Thodoris Kouleris
Software Engineer
Laravel: Invokable Controllers
The most common controller in Laravel has an index, store and a destroy method. Maybe there is also a need for additional methods, such as update, show or a method that could start a complicated action. And many times it makes sense all of these methods to inhabit the same controller. But there is another case.
Sometimes it makes sense to have a controller that only has one method, for example a controller that will download a file. In this case, you can use an Invokable controller. An invokable controller uses the PHP magic method __invoke that allows an object to be called as a function.

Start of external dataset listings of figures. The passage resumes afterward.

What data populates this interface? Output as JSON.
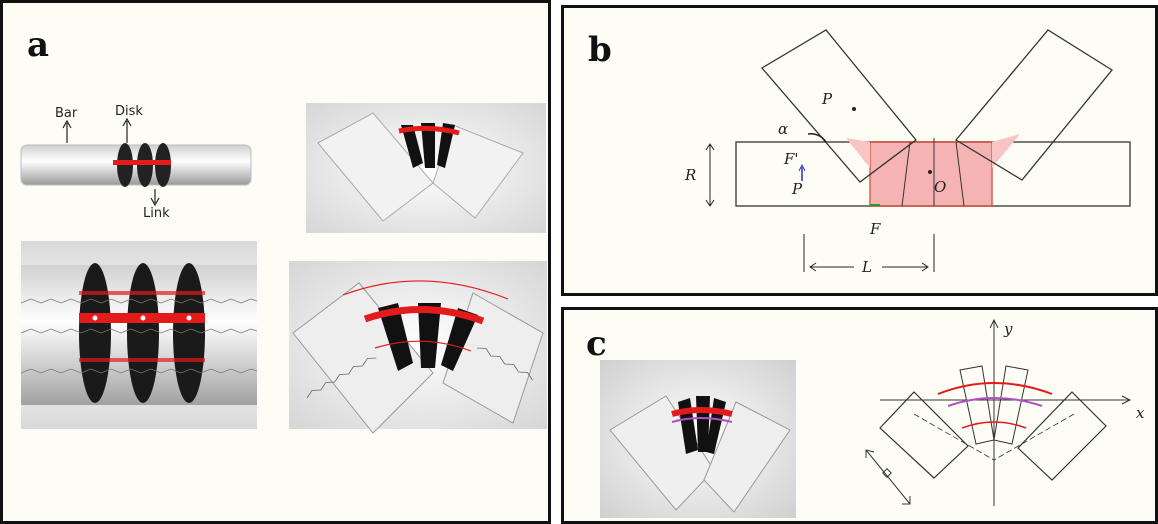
{
  "panels": {
    "a": {
      "label": "a",
      "annotations": {
        "bar": "Bar",
        "disk": "Disk",
        "link": "Link"
      }
    },
    "b": {
      "label": "b",
      "symbols": {
        "p_star": "P",
        "alpha": "α",
        "f_prime": "F'",
        "r": "R",
        "p": "P",
        "o": "O",
        "f": "F",
        "l": "L"
      }
    },
    "c": {
      "label": "c",
      "axes": {
        "y": "y",
        "x": "x"
      }
    }
  },
  "colors": {
    "red": "#e31b1b",
    "pink": "#f4a8a8",
    "purple": "#b04fc8",
    "frame": "#111111"
  }
}
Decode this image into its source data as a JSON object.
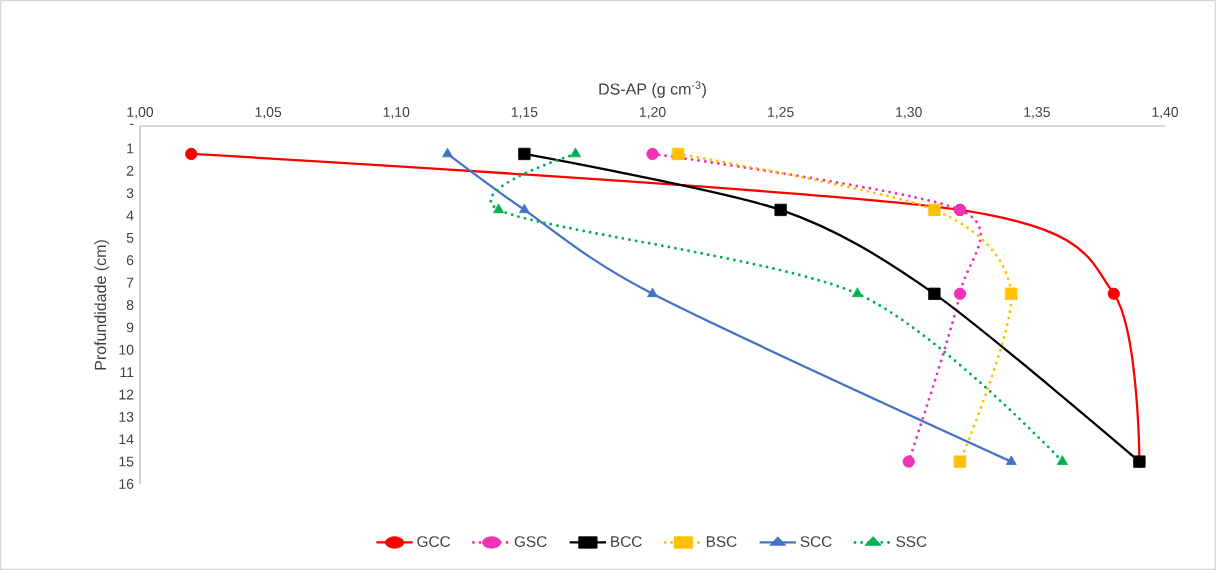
{
  "chart_data": {
    "type": "line",
    "xlabel": "DS-AP (g cm$^{-3}$)",
    "ylabel": "Profundidade (cm)",
    "xlim": [
      1.0,
      1.4
    ],
    "xticks": [
      {
        "value": 1.0,
        "label": "1,00"
      },
      {
        "value": 1.05,
        "label": "1,05"
      },
      {
        "value": 1.1,
        "label": "1,10"
      },
      {
        "value": 1.15,
        "label": "1,15"
      },
      {
        "value": 1.2,
        "label": "1,20"
      },
      {
        "value": 1.25,
        "label": "1,25"
      },
      {
        "value": 1.3,
        "label": "1,30"
      },
      {
        "value": 1.35,
        "label": "1,35"
      },
      {
        "value": 1.4,
        "label": "1,40"
      }
    ],
    "ylim": [
      16,
      0
    ],
    "yticks": [
      {
        "value": 0,
        "label": "-"
      },
      1,
      2,
      3,
      4,
      5,
      6,
      7,
      8,
      9,
      10,
      11,
      12,
      13,
      14,
      15,
      16
    ],
    "legend": "bottom",
    "series": [
      {
        "name": "GCC",
        "color": "#ff0000",
        "marker": "circle",
        "line_style": "solid",
        "x": [
          1.02,
          1.32,
          1.38,
          1.39
        ],
        "values": [
          1.25,
          3.75,
          7.5,
          15
        ]
      },
      {
        "name": "GSC",
        "color": "#f032b4",
        "marker": "circle",
        "line_style": "dotted",
        "x": [
          1.2,
          1.32,
          1.32,
          1.3
        ],
        "values": [
          1.25,
          3.75,
          7.5,
          15
        ]
      },
      {
        "name": "BCC",
        "color": "#000000",
        "marker": "square",
        "line_style": "solid",
        "x": [
          1.15,
          1.25,
          1.31,
          1.39
        ],
        "values": [
          1.25,
          3.75,
          7.5,
          15
        ]
      },
      {
        "name": "BSC",
        "color": "#ffc000",
        "marker": "square",
        "line_style": "dotted",
        "x": [
          1.21,
          1.31,
          1.34,
          1.32
        ],
        "values": [
          1.25,
          3.75,
          7.5,
          15
        ]
      },
      {
        "name": "SCC",
        "color": "#4472c4",
        "marker": "triangle",
        "line_style": "solid",
        "x": [
          1.12,
          1.15,
          1.2,
          1.34
        ],
        "values": [
          1.25,
          3.75,
          7.5,
          15
        ]
      },
      {
        "name": "SSC",
        "color": "#00b050",
        "marker": "triangle",
        "line_style": "dotted",
        "x": [
          1.17,
          1.14,
          1.28,
          1.36
        ],
        "values": [
          1.25,
          3.75,
          7.5,
          15
        ]
      }
    ]
  }
}
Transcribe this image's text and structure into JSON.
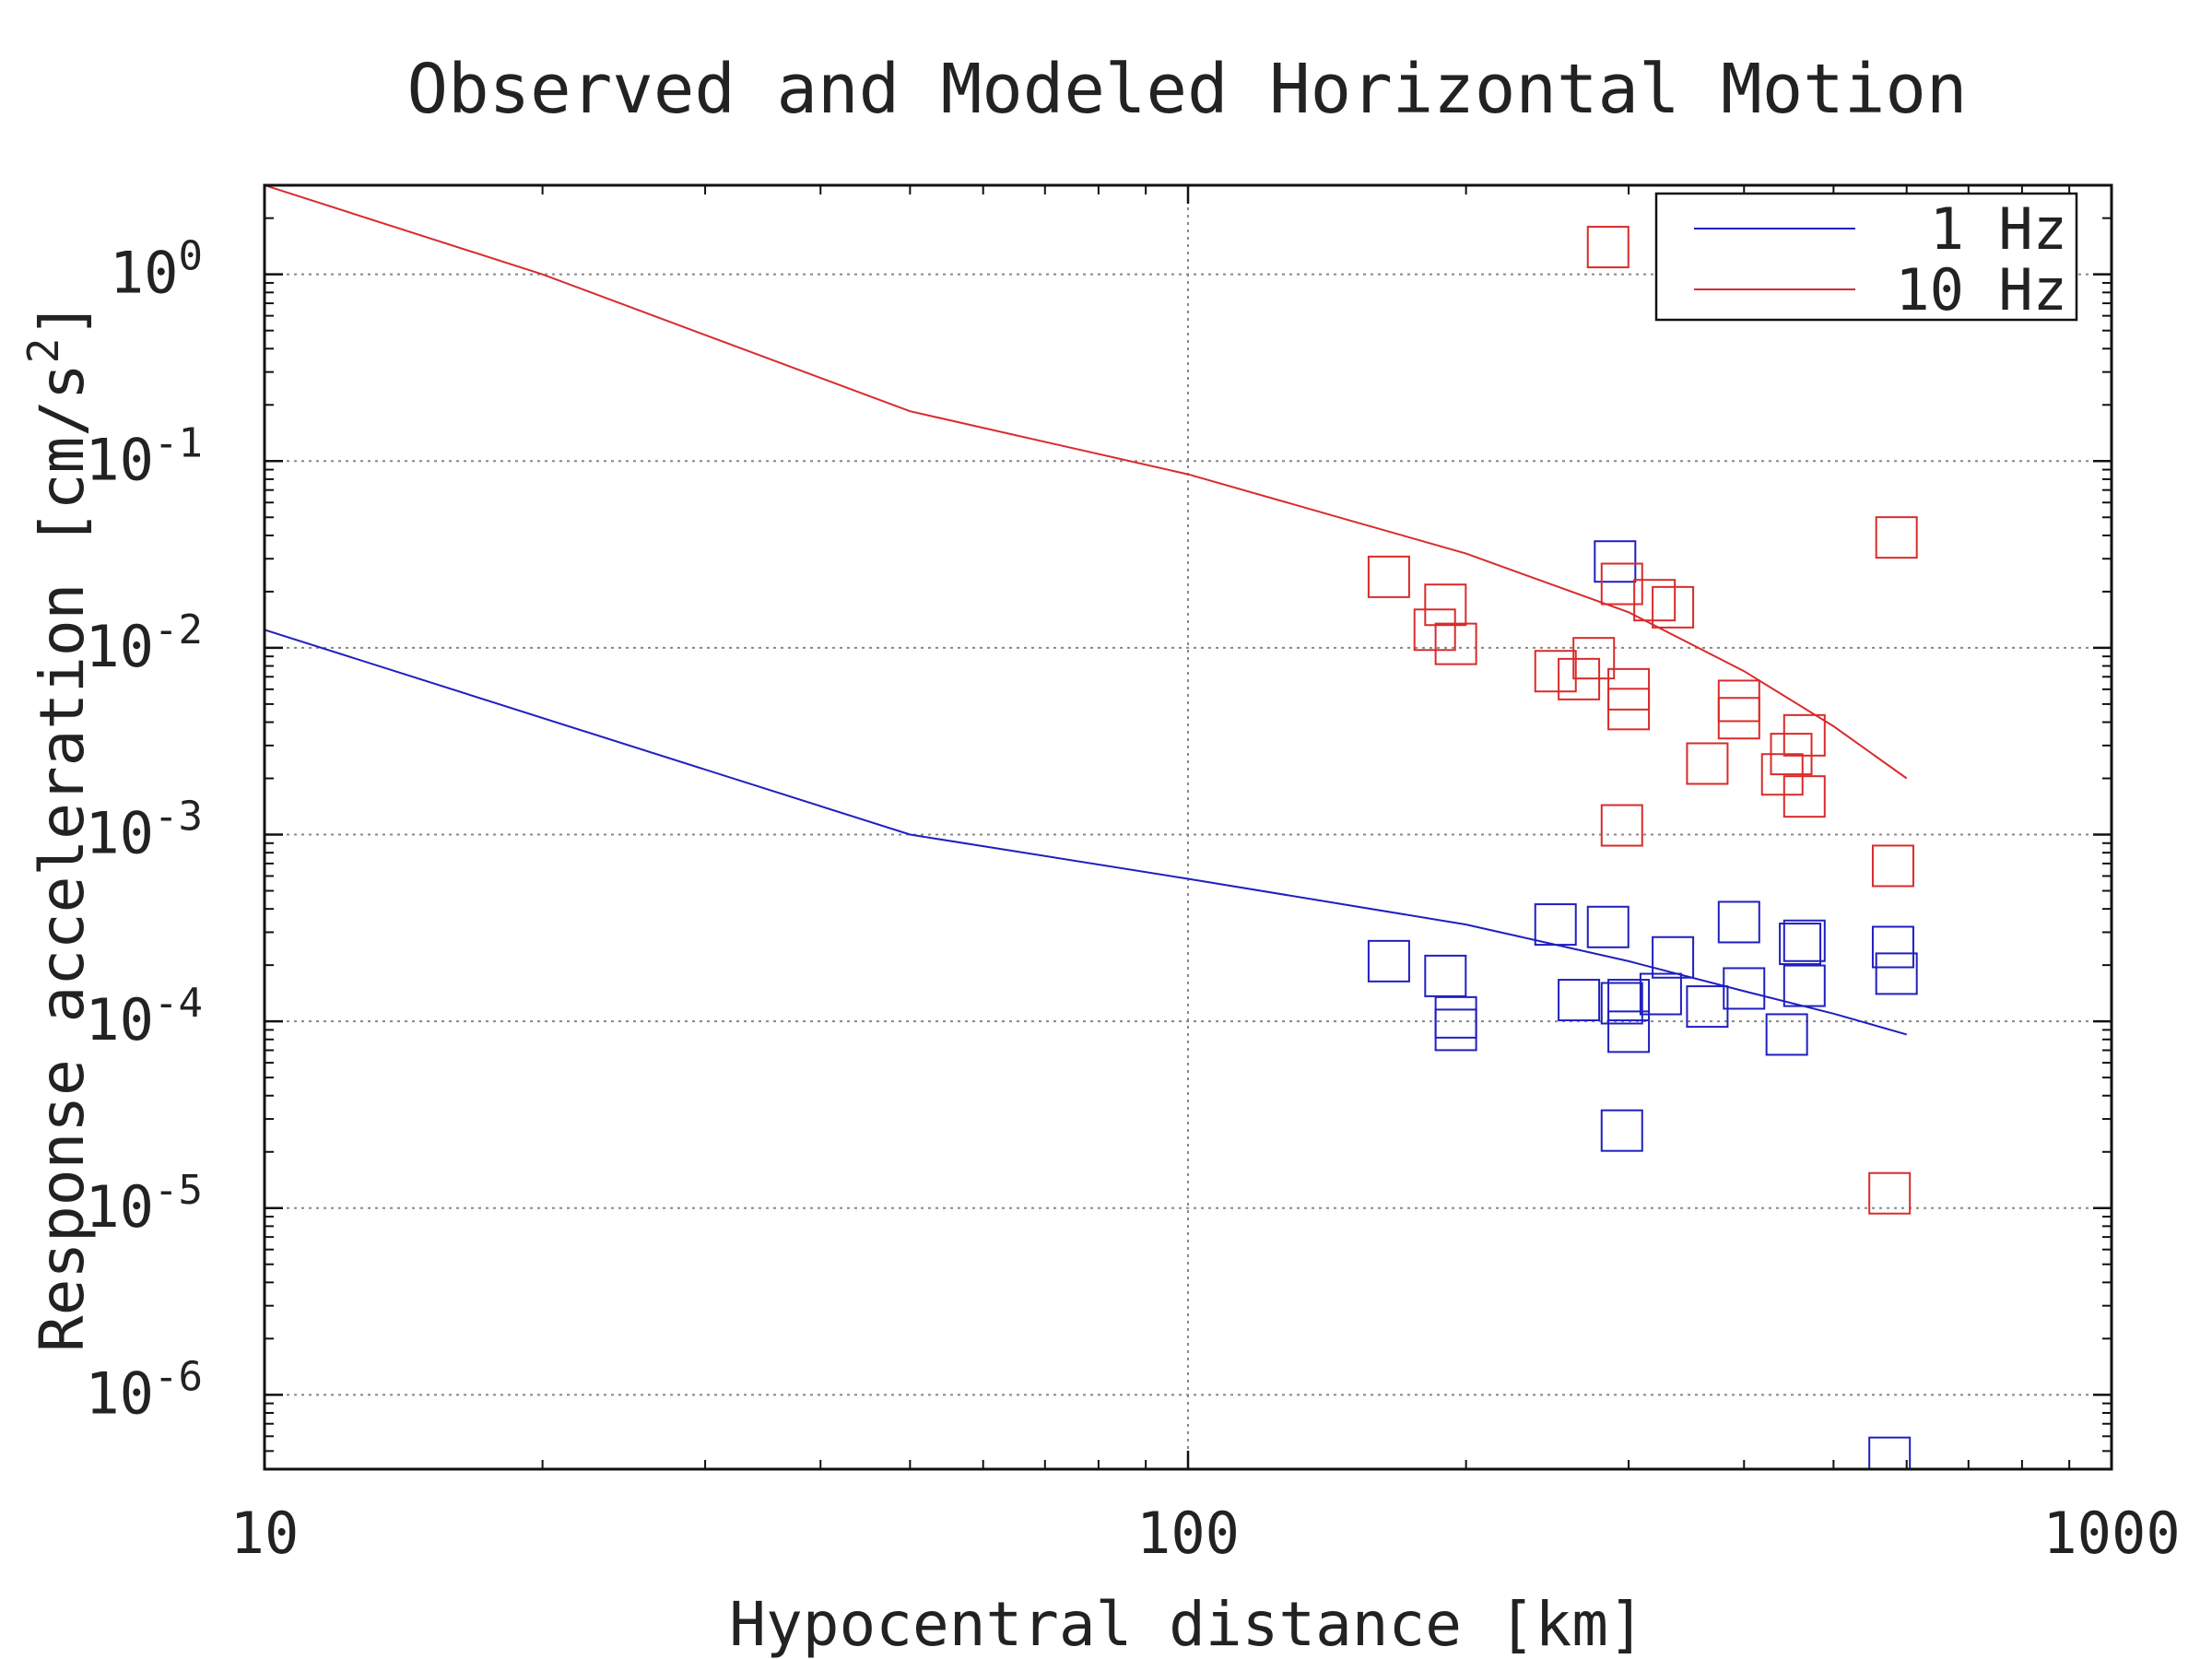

1. How to create an invokable controller
Laravel, the advanced framework that it is, has a special command to create an invokable controller.
php artisan make:controller DownloadFileController --invokable
This command will create the following controller:
namespace App\Http\Controllers;
use Illuminate\Http\Request;
class DownloadFileController extends Controller
{
/**
* Handle the incoming request.
*/
public function __invoke(Request $request)
{
return "Download file...";
}
}
2. Routing
The invokable controller can make the routing cleaner due to the lack of defining a method name.
use App\Http\Controllers\DownloadFileController;
use Illuminate\Support\Facades\Route;
// No need for ['DownloadFileController', 'download']
Route::post('/download/file', DownloadFileController::class);
When to use an invokable controller
Single Responsibility Principle: An invokable controller is a good choice when you need to create a controller that only has one method, adhering to the Single Responsibility Principle.
Clean Routing: When you need to have a clean routing file.
When to avoid an invokable controller
When you have the typical CRUD controller. It doesn't make sense to have an invokable controller for each of the actions.